Another spot garnering major attention is Mérito, a personal favorite of Virgilio Martínez, who trained its chef, Juan Luis Martínez, at Central. Set in a historic, adobe-walled building in Barranco, Mérito is more laid-back than Central, but Martínez credits his former kitchen with educating him about local ingredients. “Central doesn’t do Peruvian [cuisine], but they know the flavors,” he says. Martínez offers a tasting menu at the kitchen-facing bar plus a casual menu in the snug upstairs area, Mérito Demo, both celebrating Peruvian and Venezuelan flavors with ingenious dishes like gyoza filled with carapulcra (a Peruvian stew made from potatoes, pork and panca chili pepper) and ice cream flavored with cherimoya, a local tropical fruit.

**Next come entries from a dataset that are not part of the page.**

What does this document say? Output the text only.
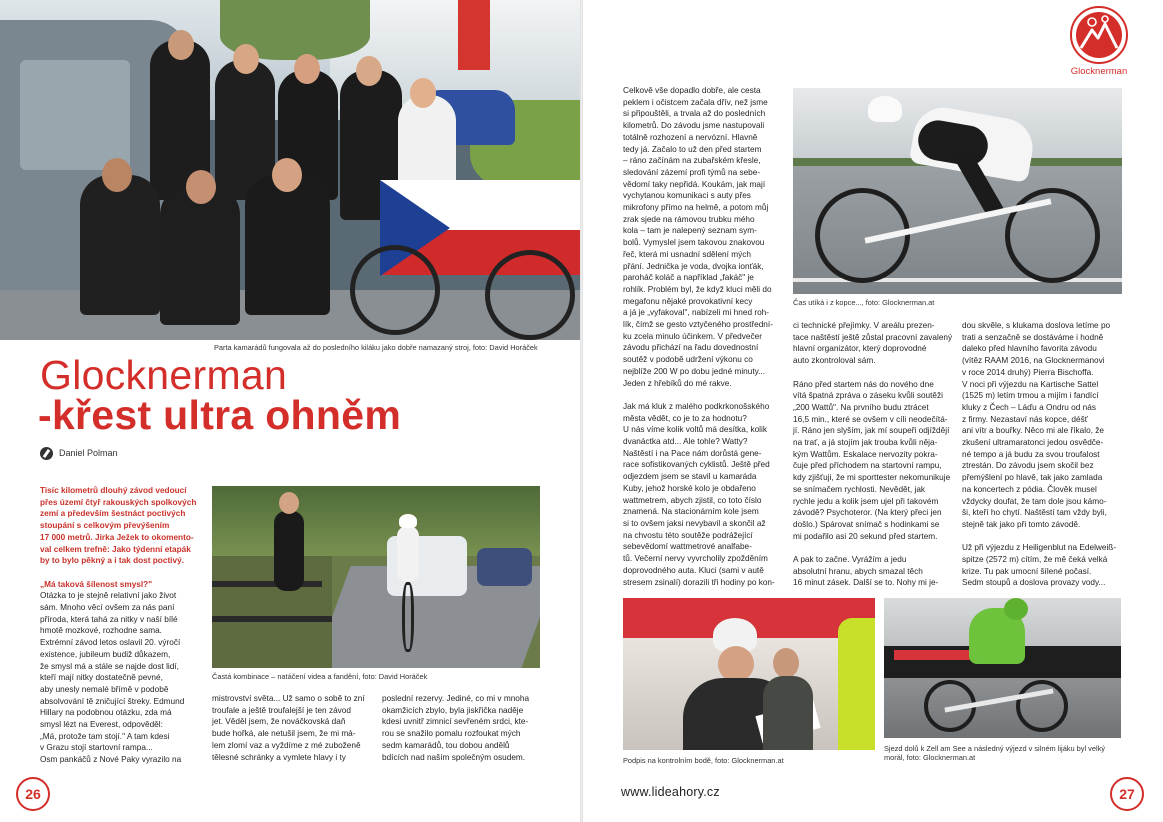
Parta kamarádů fungovala až do posledního kiláku jako dobře namazaný stroj, foto: David Horáček
Glocknerman
-křest ultra ohněm
Daniel Polman
Častá kombinace – natáčení videa a fandění, foto: David Horáček

Tisíc kilometrů dlouhý závod vedoucí

přes území čtyř rakouských spolkových

zemí a především šestnáct poctivých

stoupání s celkovým převýšením

17 000 metrů. Jirka Ježek to okomento-

val celkem trefně: Jako týdenní etapák

by to bylo pěkný a i tak dost poctivý.

„Má taková šílenost smysl?"

Otázka to je stejně relativní jako život

sám. Mnoho věcí ovšem za nás paní

příroda, která tahá za nitky v naší bílé

hmotě mozkové, rozhodne sama.

Extrémní závod letos oslavil 20. výročí

existence, jubileum budiž důkazem,

že smysl má a stále se najde dost lidí,

kteří mají nitky dostatečně pevné,

aby unesly nemalé břímě v podobě

absolvování tě zničující štreky. Edmund

Hillary na podobnou otázku, zda má

smysl lézt na Everest, odpověděl:

„Má, protože tam stojí." A tam kdesi

v Grazu stojí startovní rampa...

Osm pankáčů z Nové Paky vyrazilo na

mistrovství světa... Už samo o sobě to zní

troufale a ještě troufalejší je ten závod

jet. Věděl jsem, že nováčkovská daň

bude hořká, ale netušil jsem, že mi má-

lem zlomí vaz a vyždíme z mé zuboženě

tělesné schránky a vymlete hlavy i ty

poslední rezervy. Jediné, co mi v mnoha

okamžicích zbylo, byla jiskřička naděje

kdesi uvnitř zimnicí sevřeném srdci, kte-

rou se snažilo pomalu rozfoukat mých

sedm kamarádů, tou dobou andělů

bdících nad naším společným osudem.

26

Celkově vše dopadlo dobře, ale cesta

peklem i očistcem začala dřív, než jsme

si připouštěli, a trvala až do posledních

kilometrů. Do závodu jsme nastupovali

totálně rozhození a nervózní. Hlavně

tedy já. Začalo to už den před startem

– ráno začínám na zubařském křesle,

sledování zázemí profi týmů na sebe-

vědomí taky nepřidá. Koukám, jak mají

vychytanou komunikaci s auty přes

mikrofony přímo na helmě, a potom můj

zrak sjede na rámovou trubku mého

kola – tam je nalepený seznam sym-

bolů. Vymyslel jsem takovou znakovou

řeč, která mi usnadní sdělení mých

přání. Jednička je voda, dvojka ionťák,

paroháč koláč a například „fakáč" je

rohlík. Problém byl, že když kluci měli do

megafonu nějaké provokativní kecy

a já je „vyfakoval", nabízeli mi hned roh-

lík, čímž se gesto vztyčeného prostřední-

ku zcela minulo účinkem. V předvečer

závodu přichází na řadu dovednostní

soutěž v podobě udržení výkonu co

nejblíže 200 W po dobu jedné minuty...

Jeden z hřebíků do mé rakve.

Jak má kluk z malého podkrkonošského

města vědět, co je to za hodnotu?

U nás víme kolik voltů má desítka, kolik

dvanáctka atd... Ale tohle? Watty?

Naštěstí i na Pace nám dorůstá gene-

race sofistikovaných cyklistů. Ještě před

odjezdem jsem se stavil u kamaráda

Kuby, jehož horské kolo je obdařeno

wattmetrem, abych zjistil, co toto číslo

znamená. Na stacionárním kole jsem

si to ovšem jaksi nevybavil a skončil až

na chvostu této soutěže podrážející

sebevědomí wattmetrové analfabe-

tů. Večerní nervy vyvrcholily zpožděním

doprovodného auta. Kluci (sami v autě

stresem zsinalí) dorazili tři hodiny po kon-

Čas utíká i z kopce..., foto: Glocknerman.at

ci technické přejímky. V areálu prezen-

tace naštěstí ještě zůstal pracovní zavalený

hlavní organizátor, který doprovodné

auto zkontroloval sám.

Ráno před startem nás do nového dne

vítá špatná zpráva o záseku kvůli soutěži

„200 Wattů". Na prvního budu ztrácet

16,5 min., které se ovšem v cíli neodečítá-

jí. Ráno jen slyším, jak mí soupeři odjíždějí

na trať, a já stojím jak trouba kvůli něja-

kým Wattům. Eskalace nervozity pokra-

čuje před příchodem na startovní rampu,

kdy zjišťuji, že mi sporttester nekomunikuje

se snímačem rychlosti. Nevědět, jak

rychle jedu a kolik jsem ujel při takovém

závodě? Psychoteror. (Na který přeci jen

došlo.) Spárovat snímač s hodinkami se

mi podařilo asi 20 sekund před startem.

A pak to začne. Vyrážím a jedu

absolutní hranu, abych smazal těch

16 minut zásek. Další se to. Nohy mi je-

dou skvěle, s klukama doslova letíme po

trati a senzačně se dostáváme i hodně

daleko před hlavního favorita závodu

(vítěz RAAM 2016, na Glocknermanovi

v roce 2014 druhý) Pierra Bischoffa.

V noci při výjezdu na Kartische Sattel

(1525 m) letím trmou a mijím i fandící

kluky z Čech – Láďu a Ondru od nás

z firmy. Nezastaví nás kopce, déšť

ani vítr a bouřky. Něco mi ale říkalo, že

zkušení ultramaratonci jedou osvědče-

né tempo a já budu za svou troufalost

ztrestán. Do závodu jsem skočil bez

přemýšlení po hlavě, tak jako zamlada

na koncertech z pódia. Člověk musel

vždycky doufat, že tam dole jsou kámo-

ši, kteří ho chytí. Naštěstí tam vždy byli,

stejně tak jako při tomto závodě.

Už při výjezdu z Heiligenblut na Edelweiß-

spitze (2572 m) cítím, že mě čeká velká

krize. Tu pak umocní šílené počasí.

Sedm stoupů a doslova provazy vody...

Podpis na kontrolním bodě, foto: Glocknerman.at
Sjezd dolů k Zell am See a následný výjezd v silném lijáku byl velký
morál, foto: Glocknerman.at
Glocknerman
www.lideahory.cz	27
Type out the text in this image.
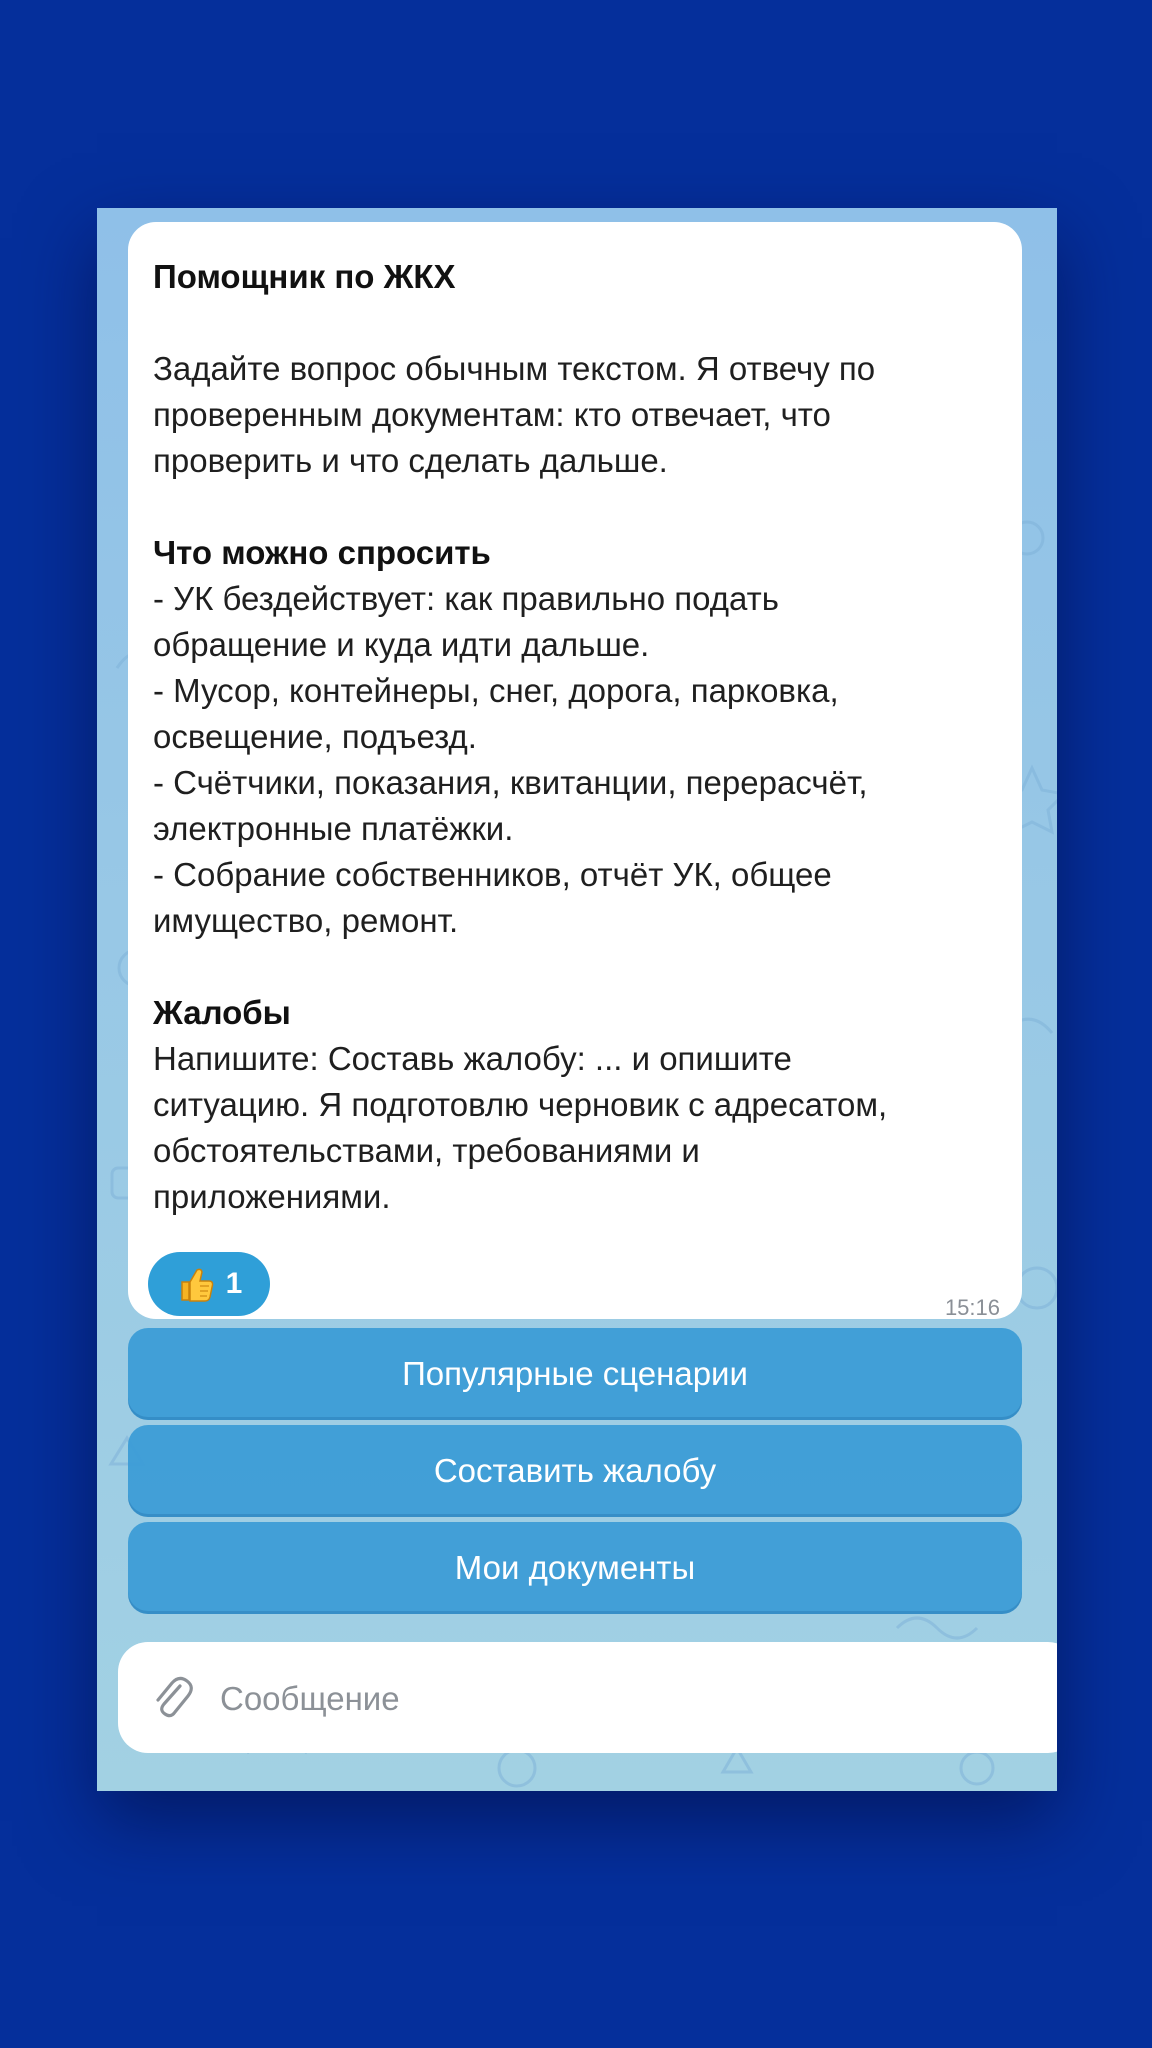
Помощник по ЖКХ

Задайте вопрос обычным текстом. Я отвечу по

проверенным документам: кто отвечает, что

проверить и что сделать дальше.

Что можно спросить

- УК бездействует: как правильно подать

обращение и куда идти дальше.

- Мусор, контейнеры, снег, дорога, парковка,

освещение, подъезд.

- Счётчики, показания, квитанции, перерасчёт,

электронные платёжки.

- Собрание собственников, отчёт УК, общее

имущество, ремонт.

Жалобы

Напишите: Составь жалобу: ... и опишите

ситуацию. Я подготовлю черновик с адресатом,

обстоятельствами, требованиями и

приложениями.

1
15:16
Популярные сценарии
Составить жалобу
Мои документы
Сообщение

Around the corner is Siete, from another Central alum, Ricardo Martins. Located in a cozy old building with wooden shutters and cushioned booths, the restaurant offers bright, flavorful dishes like razor clams a la plancha with vongole vinaigrette and braised short ribs with fermented chiles and oyster sauce. “It all starts with the produce,” says Martins, who adds a global perspective to market-based dishes, served in a chill atmosphere where locals sip oak-aged Negronis along the bar.
“The new generation of chefs has opened up more laid-back projects,” Martins says. “Lima has changed so much in recent years, and I think we’ll start seeing even more styles.” But new relaxed vibe aside, the city remains a destination for the international foodie set. Meaning if you want to experience the city’s newest wave of culinary innovation, you’d best book a table before you book a flight.